SOURCE: American Journal of Sports Medicine, online July 27, 2011; Timothy A. McGuine, PhD, ATC, UW Health Sports Medicine Center, 621 Science Drive, Madison, WI 53711
In the sport of basketball, athletes are constantly jumping and changing directions, therefore injuries of the lower body seem inevitable. That doesn’t have to be the case.
Over the last thirty years, shoe manufacturers have designed shoes with the idea that they protect the feet and ankles. Unfortunately, the layers of foam and padding within the shoe, combined with athletic tape, often inhibit proprioception. Proprioception is the system of pressure sensors in the joints, muscles, and tendons, which provide the body with information to maintain balance.
This isn’t to suggest you should abandon your sweet kicks but rather perform certain drills (see below) that can help restore that proprioception and reduce your risk of injuries.

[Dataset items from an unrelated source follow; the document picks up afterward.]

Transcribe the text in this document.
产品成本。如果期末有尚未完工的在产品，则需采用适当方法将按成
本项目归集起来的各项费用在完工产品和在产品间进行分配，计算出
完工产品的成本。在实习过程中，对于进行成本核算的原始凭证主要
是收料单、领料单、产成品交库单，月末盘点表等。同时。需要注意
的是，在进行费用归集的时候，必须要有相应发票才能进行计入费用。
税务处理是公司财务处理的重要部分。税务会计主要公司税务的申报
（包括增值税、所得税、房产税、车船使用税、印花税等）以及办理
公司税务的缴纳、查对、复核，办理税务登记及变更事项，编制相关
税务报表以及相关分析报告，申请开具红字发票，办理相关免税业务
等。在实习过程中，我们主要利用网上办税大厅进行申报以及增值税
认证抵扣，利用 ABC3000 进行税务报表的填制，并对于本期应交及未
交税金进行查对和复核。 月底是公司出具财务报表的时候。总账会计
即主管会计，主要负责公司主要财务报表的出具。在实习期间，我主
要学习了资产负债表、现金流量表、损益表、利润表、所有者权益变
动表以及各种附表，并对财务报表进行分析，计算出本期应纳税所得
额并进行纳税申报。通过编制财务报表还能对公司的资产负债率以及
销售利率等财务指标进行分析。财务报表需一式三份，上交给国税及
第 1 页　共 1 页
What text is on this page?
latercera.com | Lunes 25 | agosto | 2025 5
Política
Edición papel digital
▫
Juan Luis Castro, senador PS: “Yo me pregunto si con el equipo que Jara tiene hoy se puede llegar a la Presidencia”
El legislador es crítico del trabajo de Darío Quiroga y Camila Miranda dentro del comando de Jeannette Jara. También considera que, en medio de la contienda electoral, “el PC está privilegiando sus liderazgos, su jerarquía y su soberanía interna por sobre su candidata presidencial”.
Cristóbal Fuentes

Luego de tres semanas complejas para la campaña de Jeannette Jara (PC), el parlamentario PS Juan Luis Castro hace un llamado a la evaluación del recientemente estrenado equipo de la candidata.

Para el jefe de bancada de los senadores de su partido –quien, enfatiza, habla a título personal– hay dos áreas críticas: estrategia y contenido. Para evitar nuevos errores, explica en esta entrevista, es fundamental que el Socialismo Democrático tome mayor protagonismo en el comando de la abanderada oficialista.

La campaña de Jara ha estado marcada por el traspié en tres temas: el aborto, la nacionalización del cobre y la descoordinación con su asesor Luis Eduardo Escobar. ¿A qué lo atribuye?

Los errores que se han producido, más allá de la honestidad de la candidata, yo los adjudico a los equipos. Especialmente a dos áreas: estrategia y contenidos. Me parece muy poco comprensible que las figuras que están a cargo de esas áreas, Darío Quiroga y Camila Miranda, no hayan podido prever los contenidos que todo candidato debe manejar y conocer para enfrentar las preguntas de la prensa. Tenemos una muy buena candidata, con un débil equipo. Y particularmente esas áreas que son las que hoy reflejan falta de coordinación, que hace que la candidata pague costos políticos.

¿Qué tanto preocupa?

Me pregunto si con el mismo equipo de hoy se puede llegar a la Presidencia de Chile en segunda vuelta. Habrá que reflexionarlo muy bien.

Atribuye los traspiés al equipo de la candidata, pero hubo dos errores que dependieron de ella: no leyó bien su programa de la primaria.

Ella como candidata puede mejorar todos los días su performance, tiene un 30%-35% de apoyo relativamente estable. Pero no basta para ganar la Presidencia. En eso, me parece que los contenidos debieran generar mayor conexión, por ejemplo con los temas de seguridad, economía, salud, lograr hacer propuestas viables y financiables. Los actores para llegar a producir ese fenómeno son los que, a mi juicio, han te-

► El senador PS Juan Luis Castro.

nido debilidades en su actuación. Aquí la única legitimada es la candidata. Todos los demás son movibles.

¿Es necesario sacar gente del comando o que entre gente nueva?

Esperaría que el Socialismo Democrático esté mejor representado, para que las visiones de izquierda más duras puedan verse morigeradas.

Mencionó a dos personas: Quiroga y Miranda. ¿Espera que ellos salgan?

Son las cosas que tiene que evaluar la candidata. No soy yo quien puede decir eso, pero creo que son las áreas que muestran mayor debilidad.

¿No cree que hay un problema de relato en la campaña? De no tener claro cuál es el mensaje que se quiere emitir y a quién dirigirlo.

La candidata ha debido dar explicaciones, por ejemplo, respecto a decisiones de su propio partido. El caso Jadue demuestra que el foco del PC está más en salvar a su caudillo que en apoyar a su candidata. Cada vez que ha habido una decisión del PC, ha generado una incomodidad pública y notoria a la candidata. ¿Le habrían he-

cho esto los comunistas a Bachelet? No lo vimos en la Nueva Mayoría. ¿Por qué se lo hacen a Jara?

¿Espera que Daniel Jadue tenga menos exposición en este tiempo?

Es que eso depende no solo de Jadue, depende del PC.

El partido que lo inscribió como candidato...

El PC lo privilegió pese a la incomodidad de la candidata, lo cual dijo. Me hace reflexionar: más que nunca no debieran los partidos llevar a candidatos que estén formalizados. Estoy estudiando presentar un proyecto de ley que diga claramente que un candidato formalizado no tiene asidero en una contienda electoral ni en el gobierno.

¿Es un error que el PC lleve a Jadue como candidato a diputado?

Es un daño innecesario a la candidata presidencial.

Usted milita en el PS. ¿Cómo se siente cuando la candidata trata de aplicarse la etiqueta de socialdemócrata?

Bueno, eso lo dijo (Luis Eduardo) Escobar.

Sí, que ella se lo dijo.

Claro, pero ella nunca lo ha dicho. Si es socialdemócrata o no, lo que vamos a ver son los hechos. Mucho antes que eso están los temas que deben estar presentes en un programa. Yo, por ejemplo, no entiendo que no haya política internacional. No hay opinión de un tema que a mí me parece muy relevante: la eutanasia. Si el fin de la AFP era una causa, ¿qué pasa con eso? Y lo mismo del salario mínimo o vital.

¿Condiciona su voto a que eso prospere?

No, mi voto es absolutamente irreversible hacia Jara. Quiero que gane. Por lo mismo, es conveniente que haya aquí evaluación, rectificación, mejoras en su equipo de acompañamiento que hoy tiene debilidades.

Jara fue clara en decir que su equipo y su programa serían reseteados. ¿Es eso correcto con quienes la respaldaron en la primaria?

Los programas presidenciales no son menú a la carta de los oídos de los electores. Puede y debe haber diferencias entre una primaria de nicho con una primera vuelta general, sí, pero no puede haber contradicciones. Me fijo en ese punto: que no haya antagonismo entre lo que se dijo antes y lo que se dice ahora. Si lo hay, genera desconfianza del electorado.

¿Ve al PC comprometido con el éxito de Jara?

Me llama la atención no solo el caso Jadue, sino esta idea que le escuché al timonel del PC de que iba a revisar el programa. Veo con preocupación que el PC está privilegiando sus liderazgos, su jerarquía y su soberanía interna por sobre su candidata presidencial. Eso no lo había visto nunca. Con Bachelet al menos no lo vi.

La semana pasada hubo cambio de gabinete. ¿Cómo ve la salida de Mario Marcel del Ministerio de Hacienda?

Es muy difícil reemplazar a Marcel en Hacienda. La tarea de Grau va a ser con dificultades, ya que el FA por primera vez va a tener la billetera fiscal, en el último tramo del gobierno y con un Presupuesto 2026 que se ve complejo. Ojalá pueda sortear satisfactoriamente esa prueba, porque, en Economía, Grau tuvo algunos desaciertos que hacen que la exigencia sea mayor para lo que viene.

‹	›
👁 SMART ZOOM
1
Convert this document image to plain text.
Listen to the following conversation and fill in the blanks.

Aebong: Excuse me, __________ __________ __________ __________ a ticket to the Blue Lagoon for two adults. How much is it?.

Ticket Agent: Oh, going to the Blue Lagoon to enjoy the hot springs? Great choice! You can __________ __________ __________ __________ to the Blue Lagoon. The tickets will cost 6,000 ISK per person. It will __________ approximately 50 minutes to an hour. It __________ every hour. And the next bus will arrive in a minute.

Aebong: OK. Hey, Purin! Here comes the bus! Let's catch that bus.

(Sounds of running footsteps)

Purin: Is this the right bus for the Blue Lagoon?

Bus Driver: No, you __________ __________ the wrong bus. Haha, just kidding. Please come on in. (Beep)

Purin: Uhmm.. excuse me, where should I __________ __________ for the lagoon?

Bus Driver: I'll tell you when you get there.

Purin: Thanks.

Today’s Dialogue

The lower body is the base our foundation, therefore it is very important to make sure the quality of our fascia and muscles are good. To relieve any tightness and scar tissue, use a foam roller, stick or massage (lacrosse) ball. The more uncomfortable it is, the more the muscle needs to be massaged. On sore spots, pause to help release the knots and roll back and forth in different angles to cover the muscle. This increases mobility range and also helps blood flow for much needed repair.
Let’s work on some mobility and proprioception in order to stabilize and strengthen the muscles around the ankle. Athletes who suffer from recurring sprains don’t necessarily have weak ankles—they can be very strong but lack balance because their proprioceptors have been damaged from the initial injury.
To reconnect that proprioception, it is important to do single-leg balance work. Use an unstable surface such as an Airex© pad, folded yoga mat or towel that measures around 4” to 5” high. It should be enough to create some instability while standing on one leg. Barefoot or in socks is also more effective.
*For an added challenge, change your head position or close your eyes—anything to help reactivate your proprioception.
The video below is a great indicator of how much range you should have in your ankles within the sagittal, medial and lateral planes. The further you place your foot from the wall without lifting your heel, the greater the range you have and will acquire. Perform 3 sets of 5 reps in each direction.
These exercises should increase stability and mobility in the ankles. If the sprains reoccur, then we need to look at what’s going on in other areas (ex. hips, knees…). Getting out of the tunnel vision approach and assessing other dysfunctions or finding the modes of compensation, can possibly bring to the forefront a solution to the lack of mobility or stability.